Tactical nuclear weapons were designed for battlefield roles and included short-range missiles, artillery shells, torpedoes, and demolition charges. Their relevance diminished after the Cold War, although some remain in national arsenals.

Proliferation and international control

Since 1945 more than 2,000 nuclear tests have been conducted in the atmosphere, underwater, underground, and in space, contributing to weapon refinement and effects research. A number of states have sought to limit or eliminate testing. Countries that no longer conduct tests typically maintain their arsenals using science-based stockpile stewardship, combining simulation, high-energy laboratories, and subcritical experiments.
Nine states are widely recognised as possessing nuclear weapons or having tested them: the United States, Russia, the United Kingdom, France, China, India, Pakistan, North Korea, and Israel (the latter maintaining a policy of deliberate ambiguity).

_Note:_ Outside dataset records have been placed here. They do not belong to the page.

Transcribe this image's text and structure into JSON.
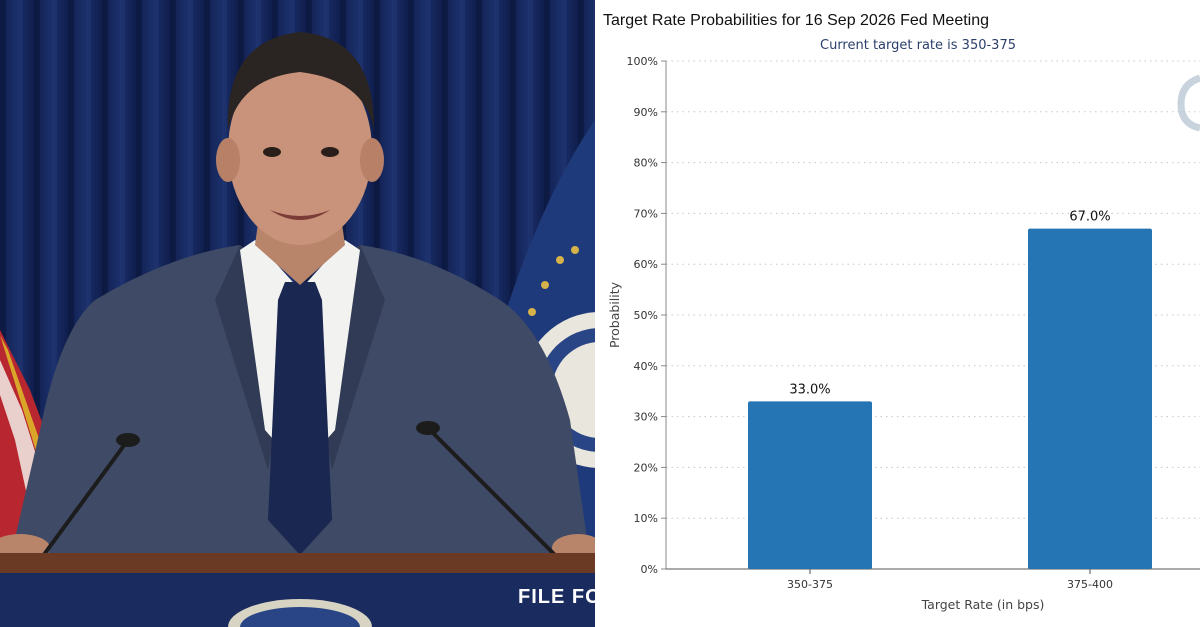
{
  "photo": {
    "podium_text": "FILE FO"
  },
  "chart_data": {
    "type": "bar",
    "title": "Target Rate Probabilities for 16 Sep 2026 Fed Meeting",
    "subtitle": "Current target rate is 350-375",
    "xlabel": "Target Rate (in bps)",
    "ylabel": "Probability",
    "categories": [
      "350-375",
      "375-400"
    ],
    "values": [
      33.0,
      67.0
    ],
    "value_labels": [
      "33.0%",
      "67.0%"
    ],
    "ylim": [
      0,
      100
    ],
    "yticks": [
      0,
      10,
      20,
      30,
      40,
      50,
      60,
      70,
      80,
      90,
      100
    ],
    "ytick_labels": [
      "0%",
      "10%",
      "20%",
      "30%",
      "40%",
      "50%",
      "60%",
      "70%",
      "80%",
      "90%",
      "100%"
    ],
    "grid": true,
    "bar_color": "#2575b4"
  }
}
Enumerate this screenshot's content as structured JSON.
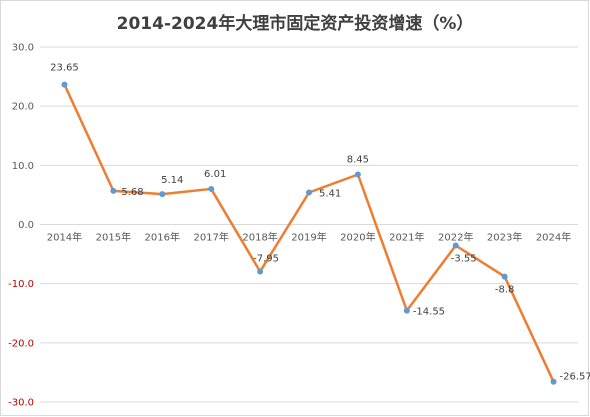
{
  "chart_data": {
    "type": "line",
    "title": "2014-2024年大理市固定资产投资增速（%）",
    "categories": [
      "2014年",
      "2015年",
      "2016年",
      "2017年",
      "2018年",
      "2019年",
      "2020年",
      "2021年",
      "2022年",
      "2023年",
      "2024年"
    ],
    "series": [
      {
        "values": [
          23.65,
          5.68,
          5.14,
          6.01,
          -7.95,
          5.41,
          8.45,
          -14.55,
          -3.55,
          -8.8,
          -26.57
        ],
        "labels": [
          "23.65",
          "5.68",
          "5.14",
          "6.01",
          "-7.95",
          "5.41",
          "8.45",
          "-14.55",
          "-3.55",
          "-8.8",
          "-26.57"
        ]
      }
    ],
    "ylim": [
      -30,
      30
    ],
    "yticks": [
      30,
      20,
      10,
      0,
      -10,
      -20,
      -30
    ],
    "ytick_labels": [
      "30.0",
      "20.0",
      "10.0",
      "0.0",
      "-10.0",
      "-20.0",
      "-30.0"
    ],
    "grid": true,
    "line_color": "#ed7d31",
    "marker_color": "#5b9bd5",
    "positive_tick_color": "#595959",
    "negative_tick_color": "#c00000"
  }
}
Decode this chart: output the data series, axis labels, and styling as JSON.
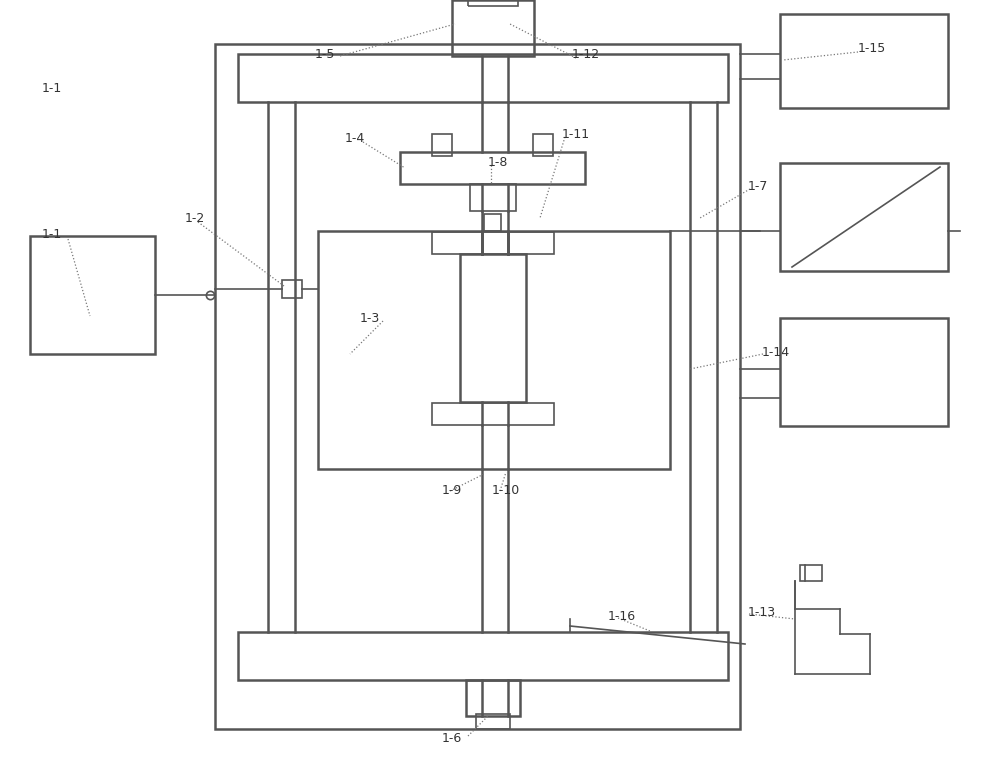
{
  "bg_color": "#ffffff",
  "lc": "#888888",
  "lw": 1.2,
  "lw2": 1.8,
  "label_color": "#333333",
  "label_fs": 9,
  "dot_color": "#777777",
  "dot_lw": 0.9
}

Several NATO allies—Germany, Belgium, the Netherlands, Italy, Turkey, and Belarus—participate in nuclear sharing arrangements.
South Africa remains the only state to have developed and then voluntarily dismantled its nuclear arsenal.
The global nuclear order is supported by a number of legal and institutional frameworks:• the Treaty on the Non-Proliferation of Nuclear Weapons (NPT), which aims to prevent the spread of nuclear weapons and promote disarmament;• the Comprehensive Nuclear-Test-Ban Treaty (CTBT) and its monitoring organisation;• the International Atomic Energy Agency (IAEA), responsible for safeguarding civilian nuclear programmes;• nuclear-weapon-free zone treaties and the Treaty on the Prohibition of Nuclear Weapons.Debate continues over the effectiveness of these instruments, particularly amid concerns about regional tensions and modernisation programmes.

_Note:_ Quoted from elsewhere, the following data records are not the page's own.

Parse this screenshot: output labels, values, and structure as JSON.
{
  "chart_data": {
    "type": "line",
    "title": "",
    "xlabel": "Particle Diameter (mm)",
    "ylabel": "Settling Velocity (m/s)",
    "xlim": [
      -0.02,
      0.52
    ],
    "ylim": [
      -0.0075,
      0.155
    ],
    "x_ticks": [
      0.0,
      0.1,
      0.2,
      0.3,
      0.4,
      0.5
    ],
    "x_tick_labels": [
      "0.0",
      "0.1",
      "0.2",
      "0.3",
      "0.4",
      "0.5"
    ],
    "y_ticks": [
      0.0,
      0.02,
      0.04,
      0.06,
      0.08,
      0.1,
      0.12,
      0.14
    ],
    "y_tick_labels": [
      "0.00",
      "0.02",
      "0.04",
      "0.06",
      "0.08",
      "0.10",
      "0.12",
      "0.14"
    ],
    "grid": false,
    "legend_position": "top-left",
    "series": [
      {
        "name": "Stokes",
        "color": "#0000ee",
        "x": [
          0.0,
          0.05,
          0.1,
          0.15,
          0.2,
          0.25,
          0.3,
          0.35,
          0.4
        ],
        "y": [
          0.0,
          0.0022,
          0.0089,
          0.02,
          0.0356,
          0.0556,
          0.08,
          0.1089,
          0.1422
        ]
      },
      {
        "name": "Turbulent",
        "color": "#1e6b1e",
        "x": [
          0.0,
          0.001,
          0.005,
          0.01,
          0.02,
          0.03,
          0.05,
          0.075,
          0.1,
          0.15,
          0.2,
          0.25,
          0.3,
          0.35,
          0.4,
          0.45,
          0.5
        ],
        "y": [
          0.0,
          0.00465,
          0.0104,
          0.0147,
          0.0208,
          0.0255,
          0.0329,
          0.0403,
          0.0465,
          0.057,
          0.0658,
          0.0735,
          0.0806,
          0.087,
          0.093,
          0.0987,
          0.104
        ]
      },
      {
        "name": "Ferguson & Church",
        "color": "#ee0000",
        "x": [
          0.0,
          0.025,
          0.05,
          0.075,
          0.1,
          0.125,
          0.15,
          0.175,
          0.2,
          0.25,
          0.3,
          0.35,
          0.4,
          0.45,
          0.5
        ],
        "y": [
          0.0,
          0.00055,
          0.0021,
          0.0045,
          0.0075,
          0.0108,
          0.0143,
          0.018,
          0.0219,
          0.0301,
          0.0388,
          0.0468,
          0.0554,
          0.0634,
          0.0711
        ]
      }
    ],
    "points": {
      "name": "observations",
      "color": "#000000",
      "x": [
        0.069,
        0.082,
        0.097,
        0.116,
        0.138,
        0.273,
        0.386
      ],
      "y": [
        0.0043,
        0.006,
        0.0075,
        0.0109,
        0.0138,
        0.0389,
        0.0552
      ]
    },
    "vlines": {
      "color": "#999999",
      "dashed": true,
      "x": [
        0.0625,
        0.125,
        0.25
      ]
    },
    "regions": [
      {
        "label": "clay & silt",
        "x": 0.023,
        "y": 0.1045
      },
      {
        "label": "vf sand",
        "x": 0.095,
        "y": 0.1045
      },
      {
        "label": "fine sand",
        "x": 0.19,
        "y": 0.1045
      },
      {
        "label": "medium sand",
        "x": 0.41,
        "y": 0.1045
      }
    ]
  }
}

Strategic doctrine and deterrence

Nuclear strategy has historically centred on deterrence, the notion that the threat of unacceptable retaliation can prevent an adversary from initiating nuclear war. During the Cold War this often took the form of mutually assured destruction, in which both superpowers maintained second-strike capabilities.
Strategic planning also distinguishes between counterforce targets—military infrastructure and missile sites—and countervalue targets such as cities and industrial centres. Over time, improvements in accuracy, command-and-control systems, and early-warning technologies have altered calculations about escalation and stability.

Modern issues and contemporary relevance

Advances in missile technology, including hypersonic glide vehicles and improved ballistic missile defences, continue to influence nuclear planning. Simultaneously, debates over disarmament, arms control renewal, and the humanitarian consequences of nuclear use remain central to international diplomacy.